A, schematic showing orientation of human bladder wall invasion assay that includes lamina propria (LP), muscularis propria (MP) and perivesical fat (PV fat). B, H&E section showing invading J82 cells in the lamina propria after 72 h (scale bar 200 microns) C, cells highlighted in previous panel showed positive immunostaining for pancytokeratin (scale bar 100 microns). D, immunofluorescent stain shows invasion of malignant J82 cells (red), at 72 hr (scale bar 50 microns). E, quantification of tissue invasion by RT4 and J82 cells (microns). F, rictor gene-silencing significantly inhibits invasion of bladder all by J82 cells. (*) statistically significant comparison using student t-test, p<0.05).

Figure 6. mTORC2 regulates cell spreading and Rac1 activity in bladder cancer cells.
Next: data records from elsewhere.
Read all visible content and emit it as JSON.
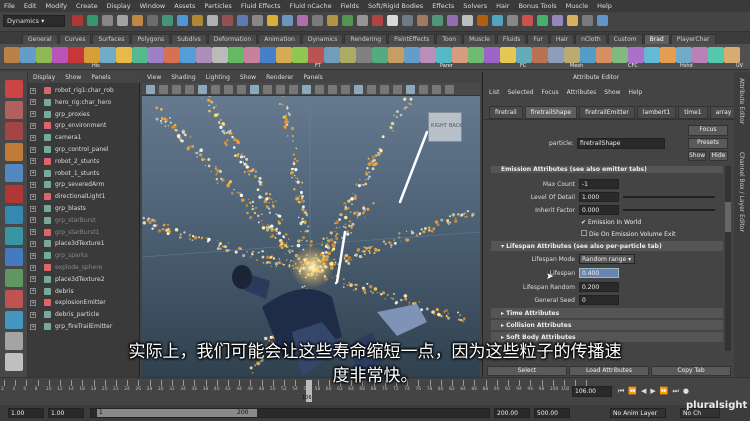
{
  "menubar": {
    "items": [
      "File",
      "Edit",
      "Modify",
      "Create",
      "Display",
      "Window",
      "Assets",
      "Particles",
      "Fluid Effects",
      "Fluid nCache",
      "Fields",
      "Soft/Rigid Bodies",
      "Effects",
      "Solvers",
      "Hair",
      "Bonus Tools",
      "Muscle",
      "Help"
    ]
  },
  "status": {
    "mode": "Dynamics"
  },
  "shelf": {
    "tabs": [
      "General",
      "Curves",
      "Surfaces",
      "Polygons",
      "Subdivs",
      "Deformation",
      "Animation",
      "Dynamics",
      "Rendering",
      "PaintEffects",
      "Toon",
      "Muscle",
      "Fluids",
      "Fur",
      "Hair",
      "nCloth",
      "Custom",
      "Brad",
      "PlayerChar"
    ],
    "active_tab": "Brad",
    "icon_labels": [
      "His",
      "FT",
      "Parer",
      "FC",
      "Mesh",
      "CFC",
      "Hshd",
      "UV"
    ]
  },
  "outliner": {
    "menu": [
      "Display",
      "Show",
      "Panels"
    ],
    "items": [
      "robot_rig1:char_rob",
      "hero_rig:char_hero",
      "grp_proxies",
      "grp_environment",
      "camera1",
      "grp_control_panel",
      "robot_2_stunts",
      "robot_1_stunts",
      "grp_severedArm",
      "directionalLight1",
      "grp_blasts",
      "grp_starBurst",
      "grp_starBurst1",
      "place3dTexture1",
      "grp_sparks",
      "explode_sphere",
      "place3dTexture2",
      "debris",
      "explosionEmitter",
      "debris_particle",
      "grp_fireTrailEmitter"
    ]
  },
  "viewport": {
    "menu": [
      "View",
      "Shading",
      "Lighting",
      "Show",
      "Renderer",
      "Panels"
    ],
    "viewcube": {
      "left": "RIGHT",
      "right": "BACK"
    }
  },
  "attribute_editor": {
    "title": "Attribute Editor",
    "menu": [
      "List",
      "Selected",
      "Focus",
      "Attributes",
      "Show",
      "Help"
    ],
    "tabs": [
      "firetrail",
      "firetrailShape",
      "firetrailEmitter",
      "lambert1",
      "time1",
      "array"
    ],
    "active_tab": "firetrailShape",
    "particle_label": "particle:",
    "particle_value": "firetrailShape",
    "focus": "Focus",
    "presets": "Presets",
    "show": "Show",
    "hide": "Hide",
    "section_cut": "Emission Attributes (see also emitter tabs)",
    "rows": [
      {
        "label": "Max Count",
        "value": "-1"
      },
      {
        "label": "Level Of Detail",
        "value": "1.000"
      },
      {
        "label": "Inherit Factor",
        "value": "0.000"
      }
    ],
    "check1": "Emission In World",
    "check2": "Die On Emission Volume Exit",
    "lifespan_section": "Lifespan Attributes (see also per-particle tab)",
    "lifespan_mode_label": "Lifespan Mode",
    "lifespan_mode": "Random range",
    "lifespan_label": "Lifespan",
    "lifespan": "0.400",
    "lifespan_random_label": "Lifespan Random",
    "lifespan_random": "0.200",
    "general_seed_label": "General Seed",
    "general_seed": "0",
    "time_section": "Time Attributes",
    "collision_section": "Collision Attributes",
    "soft_section": "Soft Body Attributes",
    "select": "Select",
    "load": "Load Attributes",
    "copy": "Copy Tab"
  },
  "right_sidebar": {
    "labels": [
      "Attribute Editor",
      "Channel Box / Layer Editor"
    ]
  },
  "timeline": {
    "current_frame": "106.00",
    "current_mark": "106",
    "ticks": [
      "2",
      "4",
      "6",
      "8",
      "10",
      "12",
      "14",
      "16",
      "18",
      "20",
      "22",
      "24",
      "26",
      "28",
      "30",
      "32",
      "34",
      "36",
      "38",
      "40",
      "42",
      "44",
      "46",
      "48",
      "50",
      "52",
      "54",
      "56",
      "58",
      "60",
      "62",
      "64",
      "66",
      "68",
      "70",
      "72",
      "74",
      "76",
      "78",
      "80",
      "82",
      "84",
      "86",
      "88",
      "90",
      "92",
      "94",
      "96",
      "98",
      "100",
      "102",
      "104",
      "106"
    ]
  },
  "range": {
    "start": "1.00",
    "inner_start": "1.00",
    "left_num": "1",
    "slider_end": "200",
    "end": "200.00",
    "outer_end": "500.00",
    "anim_layer": "No Anim Layer",
    "char_set": "No Ch"
  },
  "watermark": "pluralsight",
  "subtitle": {
    "line1": "实际上，我们可能会让这些寿命缩短一点，因为这些粒子的传播速",
    "line2": "度非常快。"
  }
}
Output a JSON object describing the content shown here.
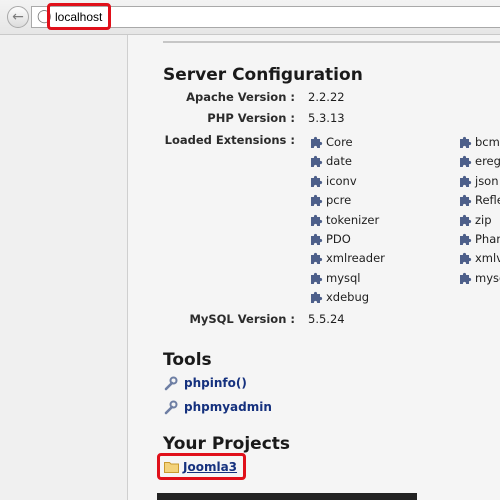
{
  "browser": {
    "url": "localhost",
    "highlight_color": "#e0101a"
  },
  "server_config": {
    "heading": "Server Configuration",
    "apache_label": "Apache Version :",
    "apache_value": "2.2.22",
    "php_label": "PHP Version :",
    "php_value": "5.3.13",
    "extensions_label": "Loaded Extensions :",
    "extensions_col1": [
      "Core",
      "date",
      "iconv",
      "pcre",
      "tokenizer",
      "PDO",
      "xmlreader",
      "mysql",
      "xdebug"
    ],
    "extensions_col2": [
      "bcma",
      "ereg",
      "json",
      "Refle",
      "zip",
      "Phar",
      "xmlv",
      "mysq"
    ],
    "mysql_label": "MySQL Version :",
    "mysql_value": "5.5.24"
  },
  "tools": {
    "heading": "Tools",
    "items": [
      "phpinfo()",
      "phpmyadmin"
    ]
  },
  "projects": {
    "heading": "Your Projects",
    "items": [
      "Joomla3"
    ]
  },
  "colors": {
    "link": "#15317e",
    "extension_icon": "#4d5f8a"
  }
}
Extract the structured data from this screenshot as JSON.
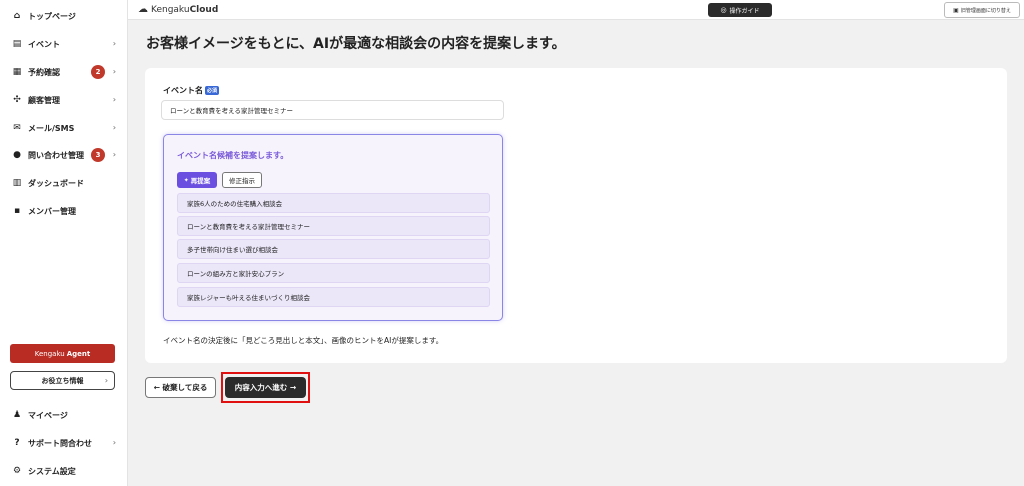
{
  "sidebar": {
    "items": [
      {
        "label": "トップページ",
        "icon": "home-icon",
        "glyph": "⌂"
      },
      {
        "label": "イベント",
        "icon": "document-icon",
        "glyph": "▤",
        "chevron": "›"
      },
      {
        "label": "予約確認",
        "icon": "calendar-icon",
        "glyph": "▦",
        "badge": "2",
        "chevron": "›"
      },
      {
        "label": "顧客管理",
        "icon": "users-icon",
        "glyph": "✣",
        "chevron": "›"
      },
      {
        "label": "メール/SMS",
        "icon": "mail-icon",
        "glyph": "✉",
        "chevron": "›"
      },
      {
        "label": "問い合わせ管理",
        "icon": "chat-icon",
        "glyph": "●",
        "badge": "3",
        "chevron": "›"
      },
      {
        "label": "ダッシュボード",
        "icon": "dashboard-icon",
        "glyph": "▥"
      },
      {
        "label": "メンバー管理",
        "icon": "grid-icon",
        "glyph": "▪"
      }
    ],
    "agent": {
      "prefix": "Kengaku",
      "bold": "Agent"
    },
    "useful_info": "お役立ち情報",
    "bottom_items": [
      {
        "label": "マイページ",
        "icon": "person-icon",
        "glyph": "♟"
      },
      {
        "label": "サポート問合わせ",
        "icon": "help-icon",
        "glyph": "?",
        "chevron": "›"
      },
      {
        "label": "システム設定",
        "icon": "gear-icon",
        "glyph": "⚙"
      }
    ]
  },
  "header": {
    "logo_text": "Kengaku",
    "logo_bold": "Cloud",
    "guide_label": "操作ガイド",
    "switch_label": "旧管理画面に切り替え"
  },
  "main": {
    "page_title": "お客様イメージをもとに、AIが最適な相談会の内容を提案します。",
    "field_label": "イベント名",
    "required_badge": "必須",
    "event_name_value": "ローンと教育費を考える家計管理セミナー",
    "suggest_title": "イベント名候補を提案します。",
    "regen_label": "再提案",
    "fix_label": "修正指示",
    "candidates": [
      "家族6人のための住宅購入相談会",
      "ローンと教育費を考える家計管理セミナー",
      "多子世帯向け住まい選び相談会",
      "ローンの組み方と家計安心プラン",
      "家族レジャーも叶える住まいづくり相談会"
    ],
    "hint_text": "イベント名の決定後に「見どころ見出しと本文」、画像のヒントをAIが提案します。",
    "back_label": "← 破棄して戻る",
    "next_label": "内容入力へ進む →"
  }
}
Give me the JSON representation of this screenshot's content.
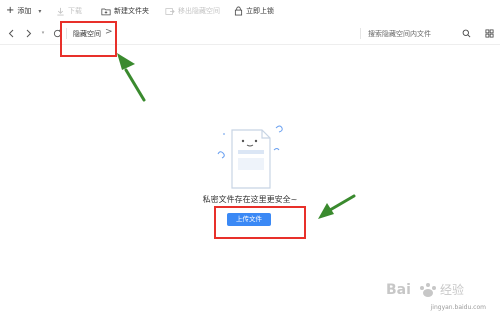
{
  "toolbar": {
    "add_label": "添加",
    "download_label": "下载",
    "new_folder_label": "新建文件夹",
    "move_out_label": "移出隐藏空间",
    "lock_label": "立即上锁"
  },
  "nav": {
    "breadcrumb": "隐藏空间",
    "breadcrumb_arrow": ">",
    "search_placeholder": "搜索隐藏空间内文件"
  },
  "empty_state": {
    "message": "私密文件存在这里更安全~",
    "upload_label": "上传文件"
  },
  "watermark": {
    "logo_text": "Bai 经验",
    "url_text": "jingyan.baidu.com"
  },
  "colors": {
    "accent": "#3b89f5",
    "annotation_box": "#e8302a",
    "annotation_arrow": "#3a8a2e"
  }
}
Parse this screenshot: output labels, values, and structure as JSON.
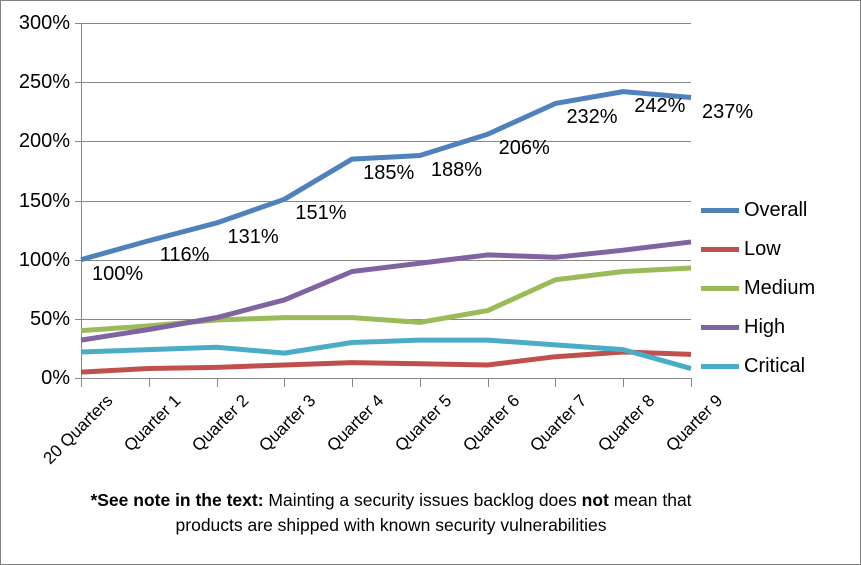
{
  "chart_data": {
    "type": "line",
    "title": "",
    "xlabel": "",
    "ylabel": "",
    "ylim": [
      0,
      300
    ],
    "y_tick_labels": [
      "0%",
      "50%",
      "100%",
      "150%",
      "200%",
      "250%",
      "300%"
    ],
    "y_ticks": [
      0,
      50,
      100,
      150,
      200,
      250,
      300
    ],
    "grid": true,
    "legend_position": "right",
    "categories": [
      "20 Quarters",
      "Quarter 1",
      "Quarter 2",
      "Quarter 3",
      "Quarter 4",
      "Quarter 5",
      "Quarter 6",
      "Quarter 7",
      "Quarter 8",
      "Quarter 9"
    ],
    "series": [
      {
        "name": "Overall",
        "color": "#4F81BD",
        "values": [
          100,
          116,
          131,
          151,
          185,
          188,
          206,
          232,
          242,
          237
        ],
        "data_labels": [
          "100%",
          "116%",
          "131%",
          "151%",
          "185%",
          "188%",
          "206%",
          "232%",
          "242%",
          "237%"
        ]
      },
      {
        "name": "Low",
        "color": "#C0504D",
        "values": [
          5,
          8,
          9,
          11,
          13,
          12,
          11,
          18,
          22,
          20
        ],
        "data_labels": []
      },
      {
        "name": "Medium",
        "color": "#9BBB59",
        "values": [
          40,
          44,
          49,
          51,
          51,
          47,
          57,
          83,
          90,
          93
        ],
        "data_labels": []
      },
      {
        "name": "High",
        "color": "#8064A2",
        "values": [
          32,
          41,
          51,
          66,
          90,
          97,
          104,
          102,
          108,
          115
        ],
        "data_labels": []
      },
      {
        "name": "Critical",
        "color": "#4BACC6",
        "values": [
          22,
          24,
          26,
          21,
          30,
          32,
          32,
          28,
          24,
          8
        ],
        "data_labels": []
      }
    ]
  },
  "legend": {
    "items": [
      {
        "label": "Overall",
        "color": "#4F81BD"
      },
      {
        "label": "Low",
        "color": "#C0504D"
      },
      {
        "label": "Medium",
        "color": "#9BBB59"
      },
      {
        "label": "High",
        "color": "#8064A2"
      },
      {
        "label": "Critical",
        "color": "#4BACC6"
      }
    ]
  },
  "footnote": {
    "lead": "*See note in the text:",
    "middle": " Mainting a security issues backlog does ",
    "emphasis": "not",
    "tail": " mean that products are shipped with known security vulnerabilities"
  }
}
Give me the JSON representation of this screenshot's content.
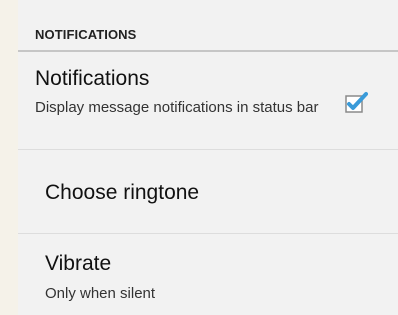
{
  "section": {
    "header": "NOTIFICATIONS"
  },
  "notifications": {
    "title": "Notifications",
    "summary": "Display message notifications in status bar",
    "checked": true,
    "check_color": "#3a9bd9"
  },
  "ringtone": {
    "title": "Choose ringtone"
  },
  "vibrate": {
    "title": "Vibrate",
    "summary": "Only when silent"
  }
}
J82 cells were either transfected with rictor-specific siRNA or NTC siRNA 72 h prior to the start of the experiment. A, immunofluorescent staining shows broad cytoplasmic processes and peripheral phospho-paxillin in cells that are transfected with NTC siRNA. This is reduced in cells with rictor gene-silencing. Scale bar 30 microns. B, cell-surface areas were determined for J82 cells transfected with NTC (♦) or rictor-specific siRNA (▲) and allowed to spread for the indicated times (mean±SEM, n>15 for each time point; (*) p<0.05). C, immunoblotting for phospho-paxillin in J82 cells that were transfected with rictor-specific or NTC siRNA and allowed to adhere for 30 min. D, GTP-Rac1 was determined in J82 cells transfected with NTC or Rictor-specific siRNA. Rictor knockdown reduced Rac1 levels to 60.2% of control. Cells with GTPγS were analyzed as a positive control and GDP as negative control. E, GTP-loaded RhoA in J82 cells transfected with rictor-specific or NTC siRNA. Rictor knockdown reduced RhoA levels to 83.3% of control.